Watch his feet stamp, his body swaying —
he is a man for all seasons, the crowd will sway
with him in a real carnival; but don’t put him
in a corner to breathe slowly by himself

Or else another lyric will come to his lips —
and he will quickly out you into rhyme, immortalize
you better than the gloomy poet would —
his style is all that counts, his laughter
greater than waves, wider than the expanse of an ocean,
will be like a vacation writer’s, filling you up with sun
— and sparkling surprise.


Questions and Answers

What inspired “The Calypsonian”?

I have often thought of the character of the calypsonian; he’s a common figure in Guyana and the Caribbean as a whole; and you see, calypso music was everywhere around us when I was growing up.
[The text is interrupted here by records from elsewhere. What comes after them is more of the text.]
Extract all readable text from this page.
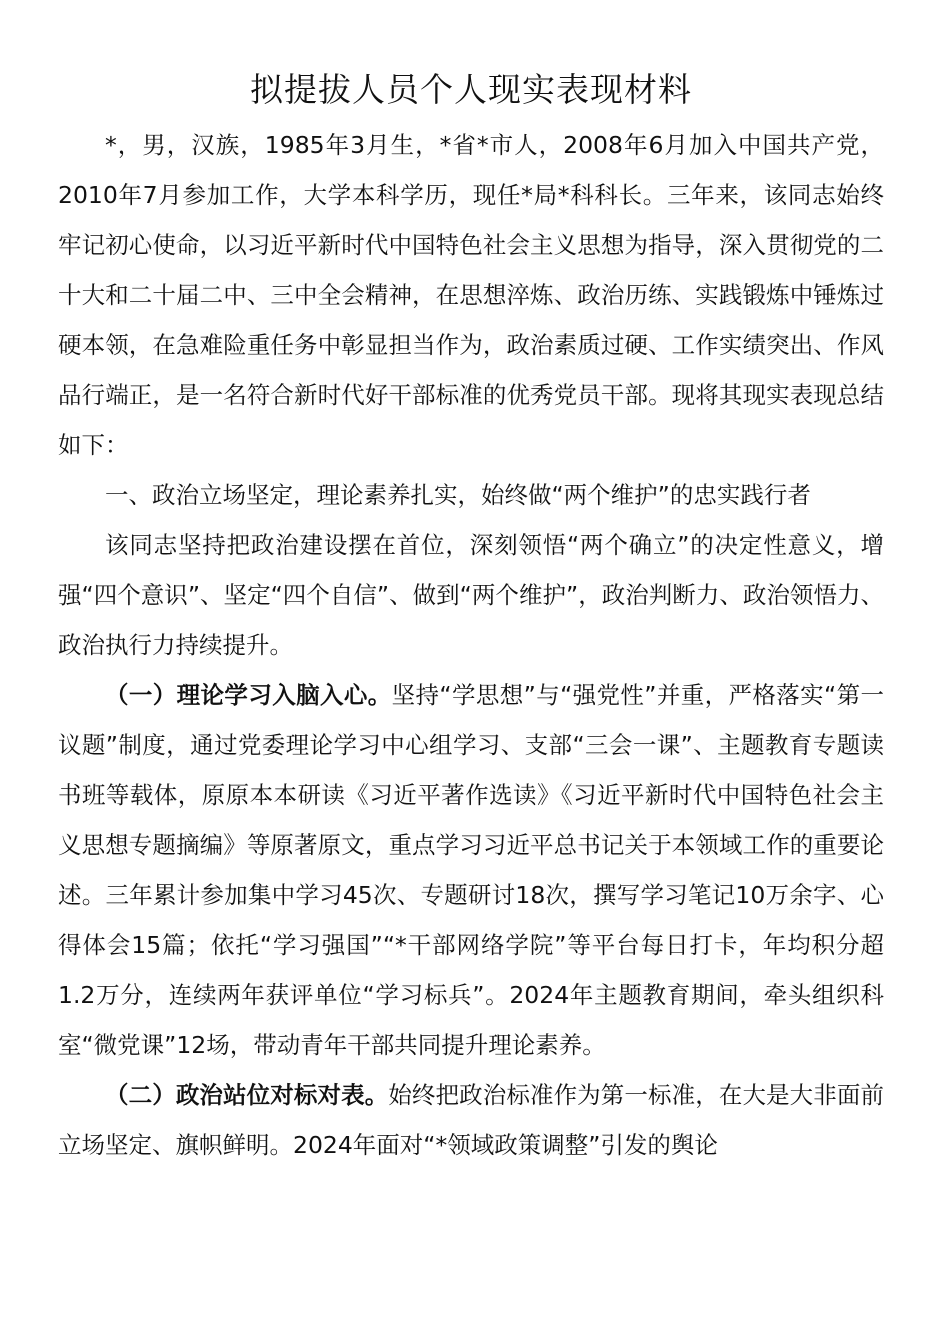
拟提拔人员个人现实表现材料

*，男，汉族，1985年3月生，*省*市人，2008年6月加入中国共产党，2010年7月参加工作，大学本科学历，现任*局*科科长。三年来，该同志始终牢记初心使命，以习近平新时代中国特色社会主义思想为指导，深入贯彻党的二十大和二十届二中、三中全会精神，在思想淬炼、政治历练、实践锻炼中锤炼过硬本领，在急难险重任务中彰显担当作为，政治素质过硬、工作实绩突出、作风品行端正，是一名符合新时代好干部标准的优秀党员干部。现将其现实表现总结如下：

一、政治立场坚定，理论素养扎实，始终做“两个维护”的忠实践行者

该同志坚持把政治建设摆在首位，深刻领悟“两个确立”的决定性意义，增强“四个意识”、坚定“四个自信”、做到“两个维护”，政治判断力、政治领悟力、政治执行力持续提升。

（一）理论学习入脑入心。坚持“学思想”与“强党性”并重，严格落实“第一议题”制度，通过党委理论学习中心组学习、支部“三会一课”、主题教育专题读书班等载体，原原本本研读《习近平著作选读》《习近平新时代中国特色社会主义思想专题摘编》等原著原文，重点学习习近平总书记关于本领域工作的重要论述。三年累计参加集中学习45次、专题研讨18次，撰写学习笔记10万余字、心得体会15篇；依托“学习强国”“*干部网络学院”等平台每日打卡，年均积分超1.2万分，连续两年获评单位“学习标兵”。2024年主题教育期间，牵头组织科室“微党课”12场，带动青年干部共同提升理论素养。

（二）政治站位对标对表。始终把政治标准作为第一标准，在大是大非面前立场坚定、旗帜鲜明。2024年面对“*领域政策调整”引发的舆论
It’s the same young people in the Caribbean experience today. So here, I think, I was simply reflecting back, going back into memory; and as the American novelist William Faulkner said, “The past is never past”.

What poetic techniques did you use in “The Calypsonian”?

This poem was meant to be, well, a parody of the calypsonian. The technique is almost a narrative, a dramatic monologue where the personal voice or persona in the poem is asking the reader to come and engage with the calypsonian, as if he has just met him in a Caribbean street in Guyana, Trinidad or Jamaica, or in some other cosmopolitan city like Toronto, where Caribbean people are numerous. I wanted the poem to have a humorous element, a certain lightheartedness; the vocabulary is deliberately chosen to reflect this, including words like “coonoomoonoo man”—to give dialectal energy to it and make it have its special appeal. Knowledge of the Caribbean is essential in order to write a poem of this nature.